Boiler Room televises underground music as it happens from around the world to a massive online community. By doing so, it creates windows into scenes and sounds from every corner of the globe, connecting millions of music-lovers with the type of music they love. This communal participation has redrawn the map for underground culture and proven that mass audiences now subscribe to an alternative choice. Whether it’s finding out what really goes on in Warsaw’s hidden clubs, crate-digging deep in the heart of Mumbai or getting to grips with the political lyricism behind New York’s spoken word movement, Boiler Room exists to broadcast the best music scenes, subcultures and stories from across the world.

How they’re disrupting

While Boiler Room can’t claim to have invented the format of live-streaming music, the last half-decade has seen it comprehensively dominate.
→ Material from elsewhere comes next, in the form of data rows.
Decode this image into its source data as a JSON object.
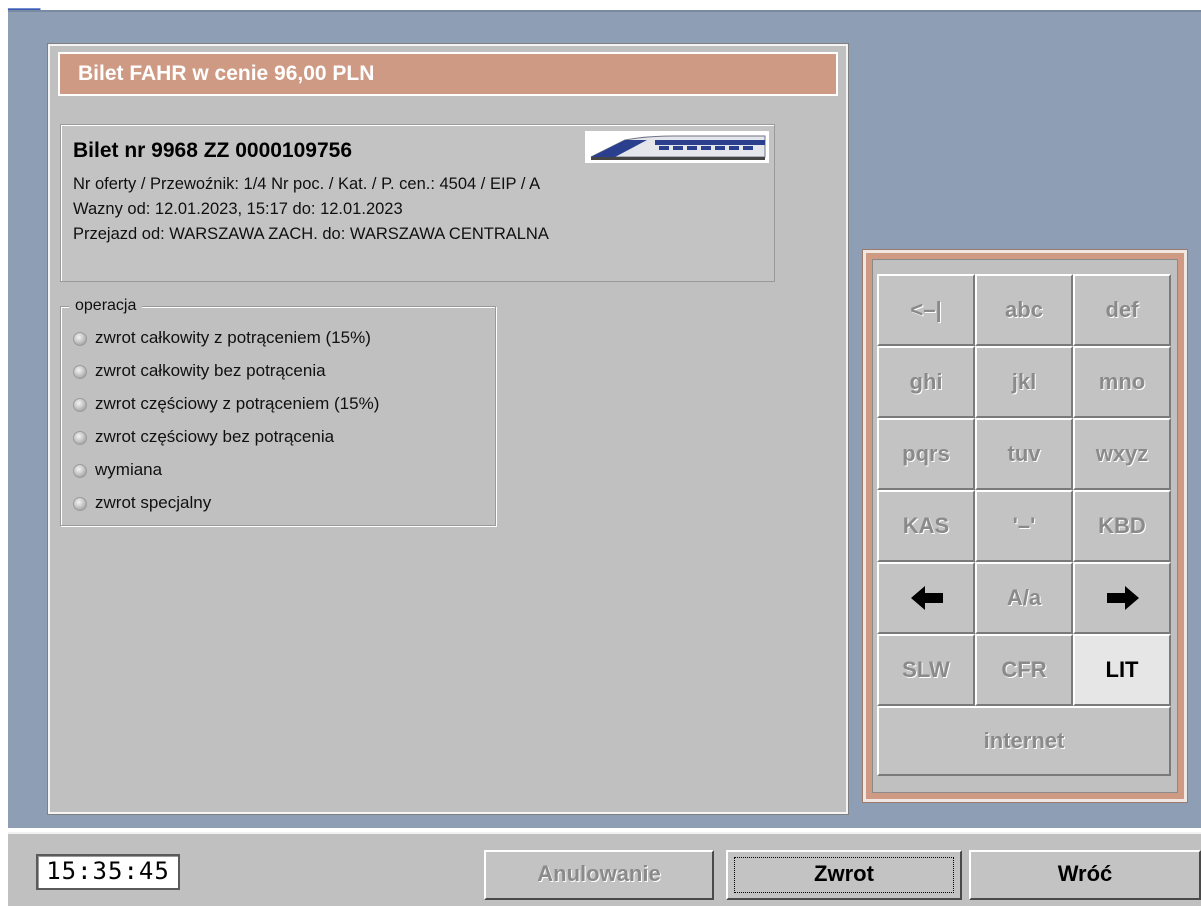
{
  "colors": {
    "workspace": "#8e9fb5",
    "title_bar": "#cf9a84",
    "panel": "#c0c0c0",
    "disabled_text": "#8a8a8a"
  },
  "dialog": {
    "title": "Bilet FAHR w cenie 96,00 PLN",
    "ticket": {
      "number": "Bilet nr 9968 ZZ 0000109756",
      "line_offer": "Nr oferty / Przewoźnik: 1/4   Nr poc. / Kat. / P. cen.: 4504 / EIP / A",
      "line_valid": "Wazny od: 12.01.2023, 15:17 do: 12.01.2023",
      "line_route": "Przejazd od: WARSZAWA ZACH. do: WARSZAWA CENTRALNA",
      "logo_icon": "train-icon"
    },
    "operation": {
      "legend": "operacja",
      "options": [
        {
          "label": "zwrot całkowity z potrąceniem (15%)",
          "selected": false
        },
        {
          "label": "zwrot całkowity bez potrącenia",
          "selected": false
        },
        {
          "label": "zwrot częściowy z potrąceniem (15%)",
          "selected": false
        },
        {
          "label": "zwrot częściowy bez potrącenia",
          "selected": false
        },
        {
          "label": "wymiana",
          "selected": false
        },
        {
          "label": "zwrot specjalny",
          "selected": false
        }
      ]
    }
  },
  "keypad": {
    "keys": [
      "<–|",
      "abc",
      "def",
      "ghi",
      "jkl",
      "mno",
      "pqrs",
      "tuv",
      "wxyz",
      "KAS",
      "'–'",
      "KBD",
      "A/a",
      "SLW",
      "CFR",
      "LIT",
      "internet"
    ],
    "active_key": "LIT",
    "arrow_left_icon": "arrow-left-icon",
    "arrow_right_icon": "arrow-right-icon"
  },
  "bottom_bar": {
    "clock": "15:35:45",
    "buttons": {
      "cancel": "Anulowanie",
      "refund": "Zwrot",
      "back": "Wróć"
    }
  }
}
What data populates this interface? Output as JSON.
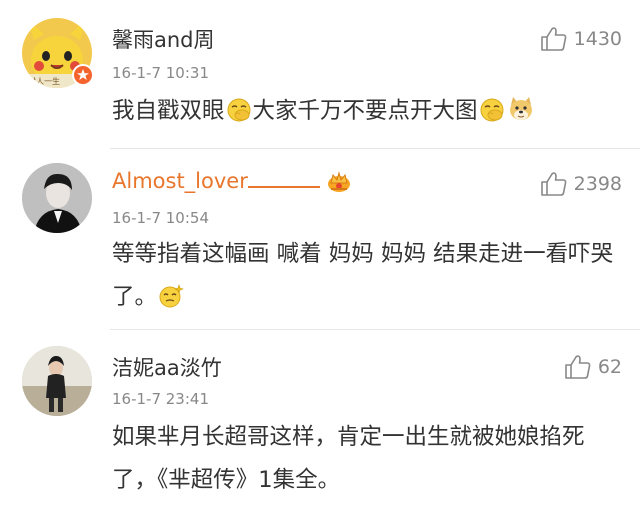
{
  "comments": [
    {
      "username": "馨雨and周",
      "avatar_text": "时人一生",
      "timestamp": "16-1-7 10:31",
      "likes": "1430",
      "content": "我自戳双眼"
    },
    {
      "username": "Almost_lover",
      "timestamp": "16-1-7 10:54",
      "likes": "2398",
      "content": "等等指着这幅画 喊着 妈妈 妈妈 结果走进一看吓哭了。"
    },
    {
      "username": "洁妮aa淡竹",
      "timestamp": "16-1-7 23:41",
      "likes": "62",
      "content": "如果芈月长超哥这样，肯定一出生就被她娘掐死了，《芈超传》1集全。"
    }
  ],
  "comment_parts": {
    "c0_part2": "大家千万不要点开大图"
  },
  "colors": {
    "vip_orange": "#e8762d",
    "text": "#333333",
    "meta": "#888888",
    "divider": "#e6e6e6"
  },
  "icons": {
    "like": "thumbs-up-icon",
    "vip": "vip-crown-icon",
    "emoji_a": "facepalm-emoji-icon",
    "emoji_b": "doge-emoji-icon",
    "emoji_c": "sparkle-face-emoji-icon"
  }
}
It claims to have streamed more than 3.5 billion minutes of music since starting out, with audiences of up to 400,000 tuning in to watch any of up to 100 live sets. From its early days of broadcasting DJs, it’s ballooned into a media upstart clambering rapidly to the top.

Disruption potential

Streaming music services collectively crossed the 100 million-mark in 2016, with Spotify, Sirius XM Radio, and Apple Music driving more than 85% of the total.

Investments and future

The company has received an undisclosed amount from Connect Ventures. As the appetite for live streaming bounds on, Boiler Room are set to increase their audience figures significantly.